Coincidentally, Akakpo sells his handmade jewelry at the Maine Craft Portland gallery right behind the bus stop. His day job, in IT, is at the Maine Department of Transportation.

The project began last year, when the nonprofit Creative Portland used a National Endowment for the Arts grant to commission Akakpo and three other local artists to decorate bus shelters. Akakpo’s initial plan was to create the designs in vinyl and apply them with an adhesive. Then, he had a last-minute stroke of inspiration — he likened the feeling to Ray Allen’s waning-seconds, game-tying three-pointer in game six of the 2013 NBA championship. “Whenever I am working on a project,” he said, “it is until the final whistle is blown. There is always room for improvement.” Drawing inspiration from his father, an architect, he ditched the vinyl for something with more physicality: powder-coated steel, cut with a fiber laser and fastened to the metal frame with screws. He thinks that decision made the difference in the best-stop competition.

Toward noon, with Akakpo watching on WhatsApp, riders started showing up. A woman from out of town thought the friendship symbols looked like butterflies. A man from Congo said the designs reminded him of a puzzle. An elderly man who had been riding this line every day for well over 50 years found the designs “odd, but interesting.” Did it make him think of anything? “The back of a deck of cards.” Another man, asking a trio of art students if they could spare any change, chimed in: “Maybe a dragon? Some kind of Chinese . . . I don’t know.” He reconsidered. “I’d like to have a beer in there. On First Friday, when the bands are playing on the street. Perfect.”

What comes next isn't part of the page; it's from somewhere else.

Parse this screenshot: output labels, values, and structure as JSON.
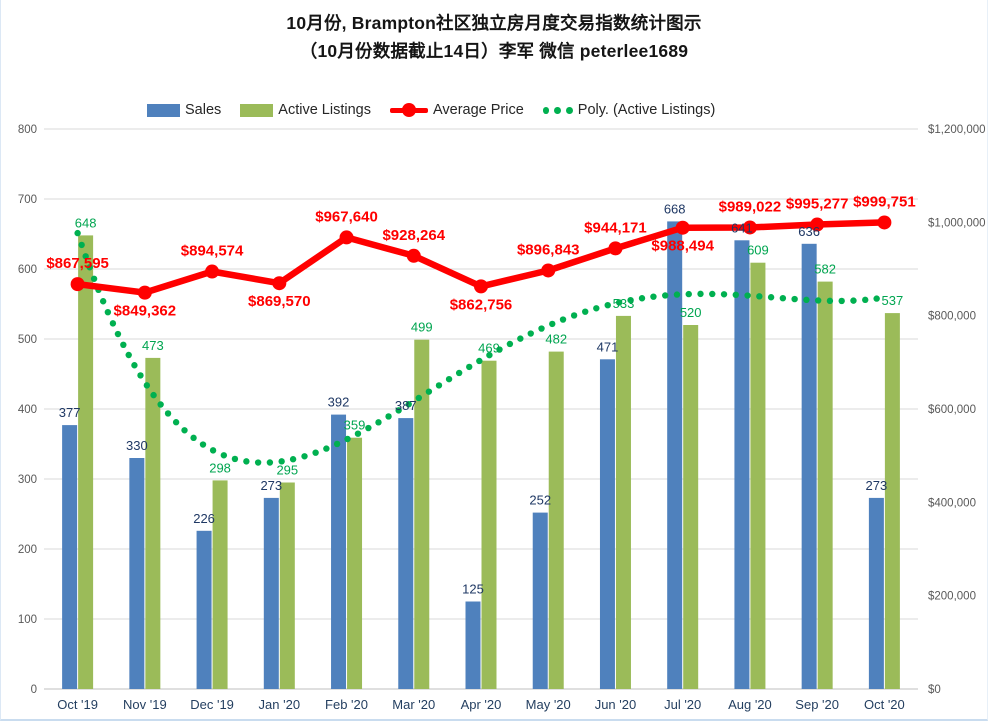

Akakpo was once a frequent rider — he went to school across the street at the Maine College of Art — although he hadn’t used this bus shelter for its primary purpose since adding the panels. “I do plan to do that,” he said. “I think it would be cool.” In the meantime, he liked knowing that, even as he was in Ghana, people on a sidewalk in Maine were engaging with his art and his culture. “One philosophy I live by: at the end of the day, we’re not gonna take anything with us,” he said. “Sometimes the things that we leave behind, if they put a smile on people’s faces, we have done our part.”